Jean Marc Pujol era, en Perpiñán, un alcalde gabacho de la mejor especie: fajín, banda de música municipal y “mapa de la Rioja” en todo el careto, mácula del buen bourdelais y de una sobremesa enjundiosa regada con Bas-Armagnac. El exedil tenía todo tipo de atenciones con Carles Puigdemont al que le cedía los espacios de titularidad municipal para que reuniera al Consell de la República.
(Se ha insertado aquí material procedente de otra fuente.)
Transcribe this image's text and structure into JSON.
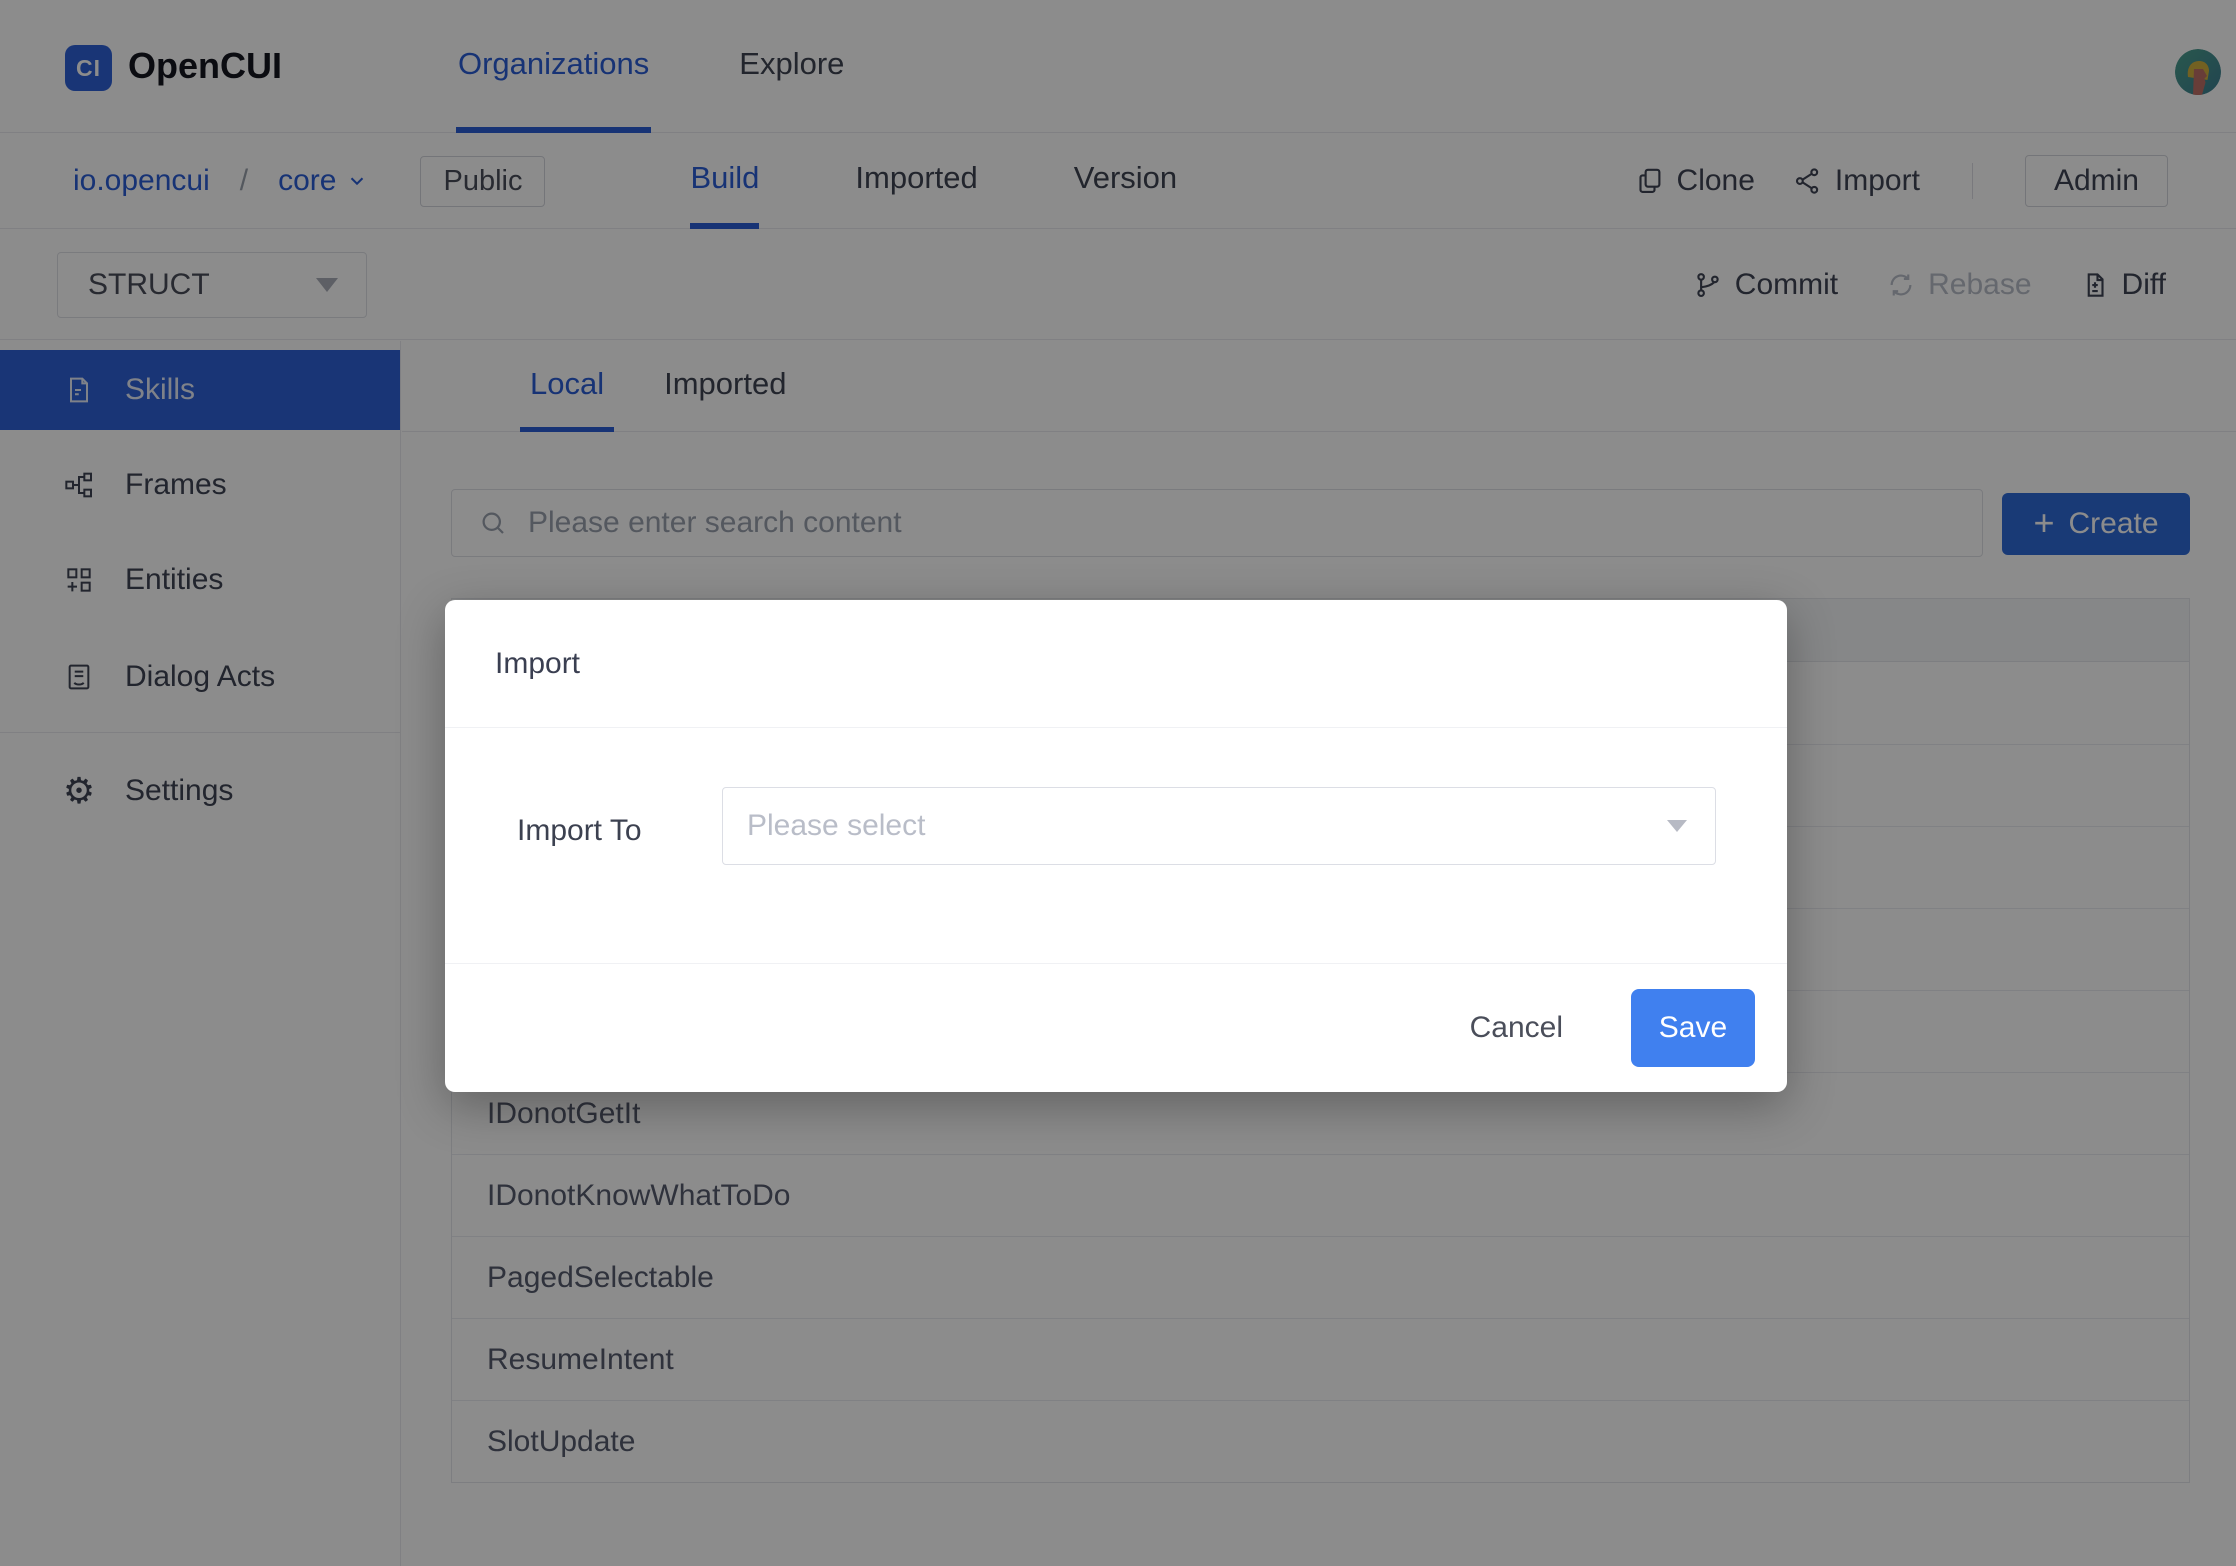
{
  "colors": {
    "primary_blue": "#2f62d8",
    "link_blue": "#2b5dd6",
    "save_blue": "#4080ef",
    "selected_menu_bg": "#2f62d8",
    "overlay": "rgba(0,0,0,0.45)"
  },
  "header": {
    "brand": "OpenCUI",
    "logo_monogram": "CI",
    "nav": [
      {
        "label": "Organizations",
        "active": true
      },
      {
        "label": "Explore",
        "active": false
      }
    ]
  },
  "project_bar": {
    "org": "io.opencui",
    "separator": "/",
    "project": "core",
    "visibility": "Public",
    "tabs": [
      {
        "label": "Build",
        "active": true
      },
      {
        "label": "Imported",
        "active": false
      },
      {
        "label": "Version",
        "active": false
      }
    ],
    "clone": "Clone",
    "import": "Import",
    "admin": "Admin"
  },
  "toolbar": {
    "mode": "STRUCT",
    "commit": "Commit",
    "rebase": "Rebase",
    "rebase_disabled": true,
    "diff": "Diff"
  },
  "sidebar": {
    "items": [
      {
        "label": "Skills",
        "active": true
      },
      {
        "label": "Frames",
        "active": false
      },
      {
        "label": "Entities",
        "active": false
      },
      {
        "label": "Dialog Acts",
        "active": false
      }
    ],
    "settings": "Settings"
  },
  "content": {
    "tabs": [
      {
        "label": "Local",
        "active": true
      },
      {
        "label": "Imported",
        "active": false
      }
    ],
    "search_placeholder": "Please enter search content",
    "create": "Create",
    "table": {
      "visible_rows": [
        "IDonotGetIt",
        "IDonotKnowWhatToDo",
        "PagedSelectable",
        "ResumeIntent",
        "SlotUpdate"
      ],
      "obscured_row_count": 5
    }
  },
  "modal": {
    "title": "Import",
    "field_label": "Import To",
    "select_placeholder": "Please select",
    "cancel": "Cancel",
    "save": "Save"
  }
}
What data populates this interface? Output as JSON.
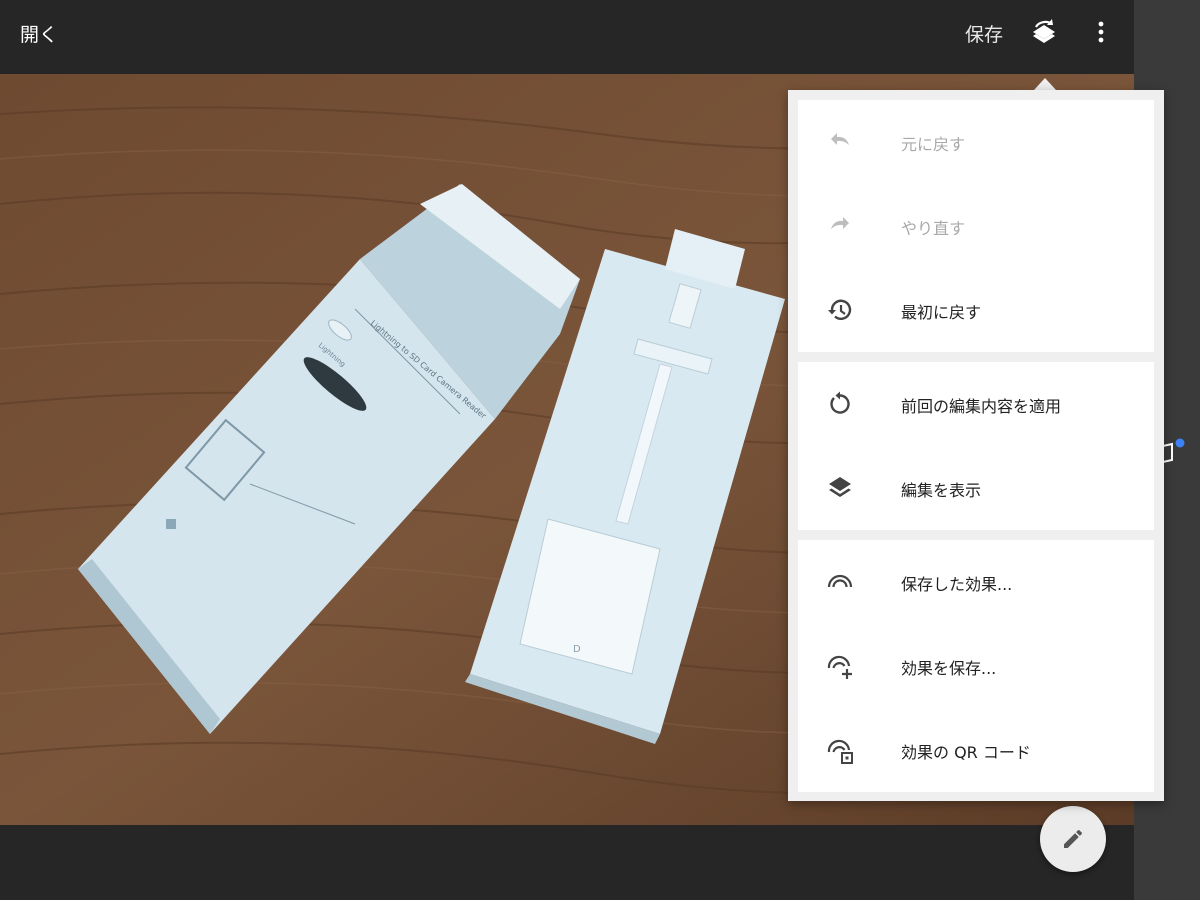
{
  "toolbar": {
    "open_label": "開く",
    "save_label": "保存"
  },
  "menu": {
    "undo": "元に戻す",
    "redo": "やり直す",
    "revert": "最初に戻す",
    "apply_last_edits": "前回の編集内容を適用",
    "view_edits": "編集を表示",
    "saved_looks": "保存した効果...",
    "save_look": "効果を保存...",
    "look_qr": "効果の QR コード"
  },
  "photo": {
    "box_text_1": "Lightning to SD Card Camera Reader",
    "box_text_2": "Lightning",
    "adapter_mark": "D"
  },
  "icons": {
    "undo": "undo-icon",
    "redo": "redo-icon",
    "revert": "history-icon",
    "apply": "replay-icon",
    "view": "layers-icon",
    "saved_looks": "rainbow-icon",
    "save_look": "rainbow-add-icon",
    "qr": "rainbow-qr-icon",
    "fab": "pencil-icon"
  },
  "colors": {
    "bar": "#262626",
    "menu_bg": "#efefef",
    "disabled_text": "#a9a9a9",
    "notification_dot": "#3b82f6"
  }
}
Pero el caso es que Pujol ha perdido las últimas elecciones; se acabaron los lazos amarillos y las medallas. Ahora, manda Louis Aliot, un anti-independentista ganador de los comicios con el 54% de los votos; un tipo con malas pulgas, militante del Frente Nacional de Marine Le Pen, al que no le gusta la cosa catalana; tampoco soporta la afición ampurdanesa en el estadio de futbol del Perpiñán, el añejo Stade Olympique, en el que se ha impuesto ya la Marsellesa versión Juana de Arco.

Allí, Puigdemont no pega ni con cola; los occitanos lo consideran un batueco, que se ha enterrado en Waterloo, después de ninguna batalla, ni de ningún exilio en Santa Elena. Antes que verle a él, prefieren el ondear de banderas tricolores que practica Aliot, freno al simbólico pancatalanismo, cuyos excesos algunos quisieran ver ya bajo la bota de la Legión Extranjera. Han dejado de funcionar los experimentos franco-catalanes, concurridos no hace tanto, como las corridas de toros en Céret, en las que las cuadrillas hacían el paseíllo al compás del Himno de Riego y los matadores iban tocados con barretina, el gorro frigio de los Balcanes.

Lo cierto es que, a los ciudadanos de Pyrénées-Orientales, el despliegue catalanista ya no les hace gracia; recuerdan con tristeza a sus mayores contando las historias de los soldados de Negrín, (“cautivo y desarmado…”), que acabaron en el campo de Argelès y cavando zanja en la Línea Maginot. Les gustaría volver a los años en que Perpiñán fue la ruta del cine atrevido; cuando los españoles iban a ver la versión no censurada de El último tango, con Marlon Brando, el gran onanista, junto a Maria Schneider, con la falda subida por encima de la cintura. El público se arremolinaba en la taquilla de Je t’aime moi non plus, una cinta intrascendente y muy nombrada de Serge Gainsbourg, y también hacía cola para ver El imperio de los sentidos, un Kurosaba infumable. Perpiñán era el fin de semana chocho, mientras que Céret representó a la tauromaquia roja de Picasso y de su amigo Luis Miguel Dominguín; en los años del plomo, ambas ciudades francesas fueron la prolongación sin tapujos de la Barcelona de Matías Colsada (el Apolo) y de Pedro Balañá (La Monumental).

La República fantasmagórica está pasando a mejor vida y nuestros vecinos han vuelto a los  picnics en las Dehesas del Rosellón, con rabo de toro y trufa silvestre. Nadie habla de política, salvo para criticar al Elíseo y ensalzar a los chalecos amarillos. Así es la verde campiña.

Al señor Aliot le va un poco el asunto anti-español, pero su jefa de filas le amenazó seriamente con quitarle los privilegios. Ahora todo va en contra del perdedor republicano, Jean Marc Pujol, --un viejo aliado de Chirac sobre el mantel de chez Bouches-du-Rhone-- que autorizó el mitin de 110.000 independentistas en su ciudad, cuando la amenaza del coronavirus ya era un hecho. La economía tiene mucho que ver con el éxito de Aliot; el paro en la región está en el 14%, frente al 8% de toda Francia. La pobreza, carne de populismo feroz, se cierne sobre Occitania, como ocurrió en 1900, durante la plaga de la langosta, que asoló la viña.

La Casa de Perpiñán se hunde. La embajada del Govern en el sur de Francia había doblado su presupuesto de casi 400.000 euros por orden de Torra, con el apoyo de ERC. Pero es bien claro que Puigdemont no volverá a Perpiñán a pesar de haber manifestado su deseo de mantener la isla de la Cataluña Nord; ya sabe cómo las gastan los vándalos de Le Pen; él pensaba presentar allí a su candidato  --¿Ramon Tremosa a la espera del indulto de Jordi Sànchez?-- pero el caso es que no habrá valor añadido simbólico en los Pirineos, sede frustrada de la internacionalización indepe. El patois nunca ha sido una lengua de combate.